Development of Novel Gene Technology for Treating Epidermolysis Bullosa Simplex (EBS) and Recessive Dystrophic Epidermolysis Bullosa (RDEB)Completed
|Project lead||Dr. Peter van den Akker|
|Organisation||School of Life Sciences, University of Dundee|
|Partner organizations & collaborators||Dr. Peter van den Akker, DEBRA Clinical Research Fellow and funding for Dr Aileen Sandilands|
|Project budget||GBP 504,472.00 - extension GBP 153,550.10|
|Start date / Duration||01. Oct 2015 / 60 months|
|Funder(s) / Co-Funder(s)||DEBRA UK|
|Research area||Cellular therapy|
Short lay summary
About 70% of Epidermolysis Bullosa (EB) cases are classified as EB Simplex (EBS), which is caused by mutations (mistakes) in the genes that manufacture proteins called keratin 5 and keratin 14 (KRT5 and KRT14). Keratins are vital to ensure a strong and healthy skin. There are no effective treatments for EBS, which is characterised by persistent blistering and poor healing of the skin both internally and externally. Genes are inherited, one copy from each parent. Only one copy of the gene needs to contain a mutation to cause EBS – these are called dominant genes. By selectively suppressing the expression of the faulty copy of the gene, this allows the normal copy of the gene to work properly, a strategy that is believed could be developed into an appropriate therapy for EBS.

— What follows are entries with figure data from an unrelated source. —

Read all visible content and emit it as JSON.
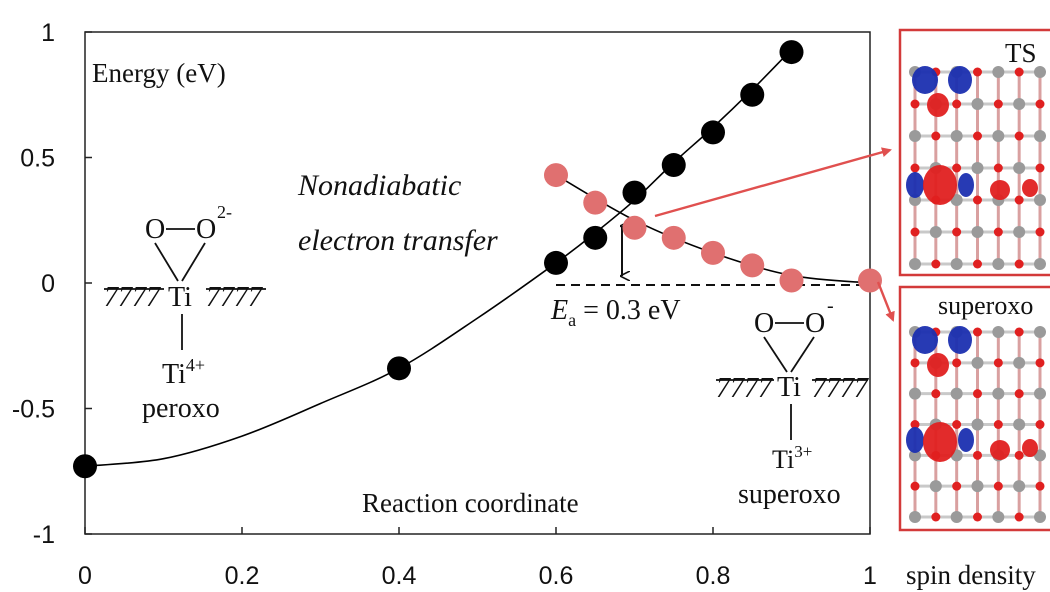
{
  "chart_data": {
    "type": "scatter",
    "ylabel": "Energy (eV)",
    "xlabel": "Reaction coordinate",
    "xlim": [
      0,
      1
    ],
    "ylim": [
      -1,
      1
    ],
    "x_ticks": [
      "0",
      "0.2",
      "0.4",
      "0.6",
      "0.8",
      "1"
    ],
    "y_ticks": [
      "1",
      "0.5",
      "0",
      "-0.5",
      "-1"
    ],
    "grid": false,
    "series": [
      {
        "color": "#000000",
        "x": [
          0.0,
          0.4,
          0.6,
          0.65,
          0.7,
          0.75,
          0.8,
          0.85,
          0.9
        ],
        "y": [
          -0.73,
          -0.34,
          0.08,
          0.18,
          0.36,
          0.47,
          0.6,
          0.75,
          0.92
        ]
      },
      {
        "color": "#e07070",
        "x": [
          0.6,
          0.65,
          0.7,
          0.75,
          0.8,
          0.85,
          0.9,
          1.0
        ],
        "y": [
          0.43,
          0.32,
          0.22,
          0.18,
          0.12,
          0.07,
          0.01,
          0.01
        ]
      }
    ],
    "fit_curves": [
      {
        "color": "#000000",
        "x": [
          0.0,
          0.1,
          0.2,
          0.3,
          0.4,
          0.5,
          0.6,
          0.65,
          0.7,
          0.75,
          0.8,
          0.85,
          0.9
        ],
        "y": [
          -0.73,
          -0.7,
          -0.61,
          -0.48,
          -0.34,
          -0.14,
          0.08,
          0.2,
          0.33,
          0.48,
          0.62,
          0.77,
          0.93
        ]
      },
      {
        "color": "#000000",
        "x": [
          0.6,
          0.7,
          0.8,
          0.9,
          1.0
        ],
        "y": [
          0.43,
          0.25,
          0.12,
          0.03,
          0.0
        ]
      }
    ],
    "annotations": {
      "nonadiabatic": [
        "Nonadiabatic",
        "electron transfer"
      ],
      "ea_symbol": "E",
      "ea_subscript": "a",
      "ea_value": " = 0.3 eV",
      "ea_range": [
        0.0,
        0.3
      ],
      "peroxo": {
        "o1": "O",
        "o2": "O",
        "charge": "2-",
        "ti": "Ti",
        "hatch": "7777",
        "ti_below": "Ti",
        "ti_below_sup": "4+",
        "name": "peroxo"
      },
      "superoxo": {
        "o1": "O",
        "o2": "O",
        "charge": "-",
        "ti": "Ti",
        "hatch": "7777",
        "ti_below": "Ti",
        "ti_below_sup": "3+",
        "name": "superoxo"
      }
    },
    "panels": {
      "ts_label": "TS",
      "superoxo_label": "superoxo",
      "caption": "spin density",
      "border_color": "#d33a3a",
      "arrow_color": "#e0504f"
    }
  }
}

The initial goal of this project was to develop a novel technology for therapeutic gene silencing in EBS. When the genetic or DNA sequence of a gene is read, akin to a recipe, it is eventually translated through an intermediate stage (messenger RNA) into the production of protein – in this case the keratins found in the top layer of the skin, the epidermis. New developments in gene technology mean that it is now possible to synthesise a small piece of nucleic acid that will bind to the messenger RNA and inactivate it. This is termed gene silencing technology. Antisense oligonucleotides (ASOs) are small pieces of nucleic acid that can be designed to specifically bind to messenger RNA copies of a certain gene in order to destroy these.
The Clinical Research Fellow was tasked with developing this new gene silencing technology to the point where it could be taken into the clinic. The team in Dundee have been working with the pharmaceutical company WAVE Life Sciences on this project and have identified several ASOs that can silence the KRT14 messenger RNA in human skin cells grown in the laboratory.
Using ASOs for Recessive Dystrophic Epidermolysis Bullosa (a more severe form of EB) is equally challenging. Recessive dystrophic epidermolysis bullosa (RDEB) is caused by faults in the COL7A1 gene, the genetic recipe for the protein collagen type 7. Everybody carries two COL7A1 copies, but, in contrast to EBS, there needs to be a mutation on both copies of the gene to exhibit the symptoms of RDEB – these are recessive genes. The approach to destroy the faulty messenger RNA will not work here. However, a different class of ASOs can be used which can trick the cells into removing the part of the messenger RNA where the mutation is located. This approach is called ‘exon skipping’ and although this will lead to a slightly shorter messenger RNA, it can still be used to produce active (but shorter) type 7 collagen. In a literature study, the Fellow found that people in whom exon skipping occurs naturally (without the use of ASOs but rather due to an additional DNA variation) still have a form of DEB, but this is milder than usual. This emphasizes that exon skipping is a promising therapeutic strategy. The team in Dundee have designed several ASOs that can induce exon skipping of COL7A1 in human skin cells grown in the laboratory.